The evening ceremony "was incredibly moving," Beth Downs said. "We just appreciate it very much."
Her eldest son, Chandler, was equally impressed.
"I'm just really proud of my Dad," he said, "because all these people would take the time out of their day just to remember my Dad. It's cool."
Chandler's younger brother, Bailey, expressed happiness that "all these people are thinking about me."
"I think this ceremony is really very kind and generous, that these people would take their time out to think about us," daughter Elle Downs said. "I think that it is very special."
Recognizing children of fallen servicemembers shows "that their fellow Americans care about their great sacrifice and their parents' great sacrifice," Carmella LaSpada, director of the White House Commission on Remembrance, explained at the Capitol Hill ceremony.
"When they look at that medal, they'll know that it comes from a grateful nation," LaSpada added.
Engeman's daughter and son received their gold medals yesterday during earlier ceremonies. At the Pentagon, Gen. Casey presented a medal to Nicole Engeman. Meanwhile, via video teleconference from Baghdad, Army Lt. Gen. Raymond T. Odierno, commander of Multinational Corps Iraq, conferred the medal on Army 1st Lt. Patrick Engeman.
Their late father served with 1st Battalion, 312th Training Support Battalion, 4th Brigade, 78th Division, Fort Bragg, N.C. Engleman worked on a transition team that trained Iraqi security forces to assume control from coalition forces.
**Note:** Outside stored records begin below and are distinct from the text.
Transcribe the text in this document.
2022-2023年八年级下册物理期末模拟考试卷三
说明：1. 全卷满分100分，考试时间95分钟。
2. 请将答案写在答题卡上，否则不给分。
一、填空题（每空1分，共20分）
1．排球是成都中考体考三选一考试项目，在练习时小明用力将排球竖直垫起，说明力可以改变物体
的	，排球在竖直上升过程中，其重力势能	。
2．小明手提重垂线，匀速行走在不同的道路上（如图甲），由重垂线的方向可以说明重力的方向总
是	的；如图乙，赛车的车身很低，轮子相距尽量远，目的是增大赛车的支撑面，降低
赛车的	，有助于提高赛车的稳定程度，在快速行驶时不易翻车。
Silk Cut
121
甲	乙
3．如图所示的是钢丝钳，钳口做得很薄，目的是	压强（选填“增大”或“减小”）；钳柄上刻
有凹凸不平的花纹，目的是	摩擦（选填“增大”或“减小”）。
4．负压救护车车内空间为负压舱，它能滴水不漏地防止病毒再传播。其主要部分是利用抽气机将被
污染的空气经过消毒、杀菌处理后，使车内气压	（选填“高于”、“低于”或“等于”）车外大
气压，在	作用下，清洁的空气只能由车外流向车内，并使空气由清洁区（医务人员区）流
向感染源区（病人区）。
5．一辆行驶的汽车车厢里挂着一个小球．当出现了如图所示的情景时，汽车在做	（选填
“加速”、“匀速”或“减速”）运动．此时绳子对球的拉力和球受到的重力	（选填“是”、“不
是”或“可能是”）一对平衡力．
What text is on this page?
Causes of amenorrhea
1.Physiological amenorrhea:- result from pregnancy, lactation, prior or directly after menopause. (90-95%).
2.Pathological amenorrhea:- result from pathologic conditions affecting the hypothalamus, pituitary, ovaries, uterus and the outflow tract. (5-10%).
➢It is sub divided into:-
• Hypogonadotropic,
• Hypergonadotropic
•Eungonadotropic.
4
The mission of such trainers is "extremely important to our overall success in Iraq," said Casey, whose father was killed during the Vietnam War.
"I think this is also a good opportunity to remind ourselves of the magnificent work that our soldiers, sailors, airmen and Marines are doing in Iraq and Afghanistan and what's at stake here," Casey said at the Pentagon award ceremony.
"Your husband and your dad died to preserve (American) ideals and our way of life," Casey told the widow and two children who survive Engeman. "And we will never forget that."
In Iraq, Odierno placed the medal around the neck of 1st Lt. Engeman, who the general referred to as "a great young leader." Engeman is a platoon leader nearing his fifteenth month of deployment.
"I think it says a lot about his dad that Patrick chose to be in the Army, too," Odierno said. "I know he's living up to his dad's expectations."
The White House Commission on Remembrance was established by Congress in 2000. In 2006, the group created the gold medal for children of those who have died in Operations Iraqi Freedom and Enduring Freedom in Afghanistan. The commission aims to present the medal to every child who loses a mother or father in current operations, according to the commission's official Web site.
In the last two years, more than 200 gold medals were presented to children of fallen servicemembers from Operations Enduring Freedom and Iraqi Freedom.